Pantauan tirtamedia.id, pintu depan dan belakang Kantor KONI Sultra yang terletak di Jalan H. Abd Silondae, Kelurahan Bende, Kecamatan Kadia, Kota Kendari, sudah di gembok sejak beberapa hari.
Ketua Pengprov Cabor Petanque, Sawali mengatakan, tidak diketahui pasti siapa yang melakukan penggembokan ini. Kendati demikian, dia menduga ini berkaitan dengan tindakan PAW besar-besaran yang dilakukan Plt Ketua KONI Sultra, La Ode Suryono.
“Seandainya yang dilakukan sesuai dengan AD/ART itu kami support. Tapi, pergantian kepengurusan ini jelas melanggar. KONI Pusat juga seharusnya tidak serta merta menyetujui. Nah, kalau sudah aturan yang tidak dihiraukan buat apa ada AD/ART juga PO. Mending kita bubarkan saja ini induk olahraga,” ujarnya.
PAW yang dilakukan tanpa dasar hukum yang jelas ini, juga disesalkan oleh Ketua Pengprov PBSI Sultra, Bariun. Katanya, keluarnya SK tersebut membuat kegaduhan di Sultra khususnya cabang olahraga, pemerhati olahraga dan kelompok-kelompok tertentu yang merasa dirugikan oleh SK KONI Pusat.
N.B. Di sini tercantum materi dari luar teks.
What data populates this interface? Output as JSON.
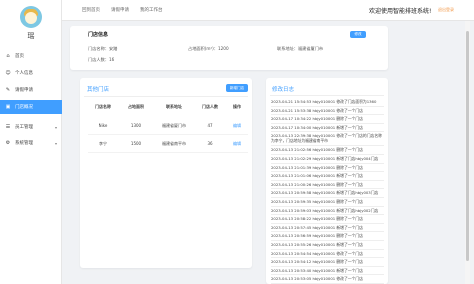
{
  "sidebar": {
    "username": "瑶",
    "items": [
      {
        "label": "首页",
        "icon": "home-icon",
        "glyph": "⌂",
        "active": false
      },
      {
        "label": "个人信息",
        "icon": "user-icon",
        "glyph": "☺",
        "active": false
      },
      {
        "label": "请假申请",
        "icon": "leave-icon",
        "glyph": "✎",
        "active": false
      },
      {
        "label": "门店概况",
        "icon": "store-icon",
        "glyph": "▣",
        "active": true
      },
      {
        "label": "员工管理",
        "icon": "staff-icon",
        "glyph": "☰",
        "active": false
      },
      {
        "label": "系统管理",
        "icon": "system-icon",
        "glyph": "⚙",
        "active": false
      }
    ]
  },
  "topbar": {
    "nav": [
      "回到首页",
      "请假申请",
      "我的工作台"
    ],
    "welcome": "欢迎使用智能排班系统!",
    "logout": "退出登录"
  },
  "store_info": {
    "title": "门店信息",
    "name_label": "门店名称：安踏",
    "area_label": "占地面积(m²)：1200",
    "address_label": "联系地址：福建省厦门市",
    "count_label": "门店人数：16",
    "edit_button": "修改"
  },
  "other_stores": {
    "title": "其他门店",
    "add_button": "新增门店",
    "columns": [
      "门店名称",
      "占地面积",
      "联系地址",
      "门店人数",
      "操作"
    ],
    "rows": [
      {
        "name": "Nike",
        "area": "1300",
        "address": "福建省厦门市",
        "count": "47",
        "op": "编辑"
      },
      {
        "name": "李宁",
        "area": "1500",
        "address": "福建省南平市",
        "count": "36",
        "op": "编辑"
      }
    ]
  },
  "logs": {
    "title": "修改日志",
    "entries": [
      "2023-04-21 15:54:53 hbjy010001 修改了门店面积为1360",
      "2023-04-21 15:53:38 hbjy010001 修改了一个门店",
      "2023-04-17 10:34:22 hbjy010001 删除了一个门店",
      "2023-04-17 10:34:00 hbjy010001 新增了一个门店",
      "2023-04-13 22:39:38 hbjy010001 修改了一个门店的门店名称为李宁，门店地址为福建省南平市",
      "2023-04-13 21:02:56 hbjy010001 删除了一个门店",
      "2023-04-13 21:02:29 hbjy010001 新增了门店hbjy004门店",
      "2023-04-13 21:01:39 hbjy010001 删除了一个门店",
      "2023-04-13 21:01:06 hbjy010001 新增了一个门店",
      "2023-04-13 21:00:26 hbjy010001 删除了一个门店",
      "2023-04-13 20:59:58 hbjy010001 新增了门店hbjy003门店",
      "2023-04-13 20:59:35 hbjy010001 删除了一个门店",
      "2023-04-13 20:59:03 hbjy010001 新增了门店hbjy002门店",
      "2023-04-13 20:58:22 hbjy010001 删除了一个门店",
      "2023-04-13 20:57:45 hbjy010001 新增了一个门店",
      "2023-04-13 20:56:59 hbjy010001 删除了一个门店",
      "2023-04-13 20:55:26 hbjy010001 新增了一个门店",
      "2023-04-13 20:54:54 hbjy010001 修改了一个门店",
      "2023-04-13 20:54:12 hbjy010001 删除了一个门店",
      "2023-04-13 20:53:40 hbjy010001 新增了一个门店",
      "2023-04-13 20:53:05 hbjy010001 修改了一个门店"
    ]
  }
}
“Bagaimana mungkin pengurus lama yang diganti mau terima. Sementara, mereka semua bekerja. Tiba-tiba ada SK pergantian. Lalu, PAW itu tanpa pleno. Semua yang dilakukan Plt itu melabrak aturan,” terangnya.
Sebelumnya, Sekretaris KONI Sultra, Tahir Kimi juga mempertanyakan landasan hukum pergantian kepengurusan yang dilakukan oleh La Ode Suryono. Tahir menegaskan, La Ode Suryono sangat tidak layak untuk memimpin KONI.
“Tidak ada rapat sama sekali, kalau ada dokumen sudah pasti dipalsukan. Makanya kita akan usut sampai tuntas,” pungkasnya.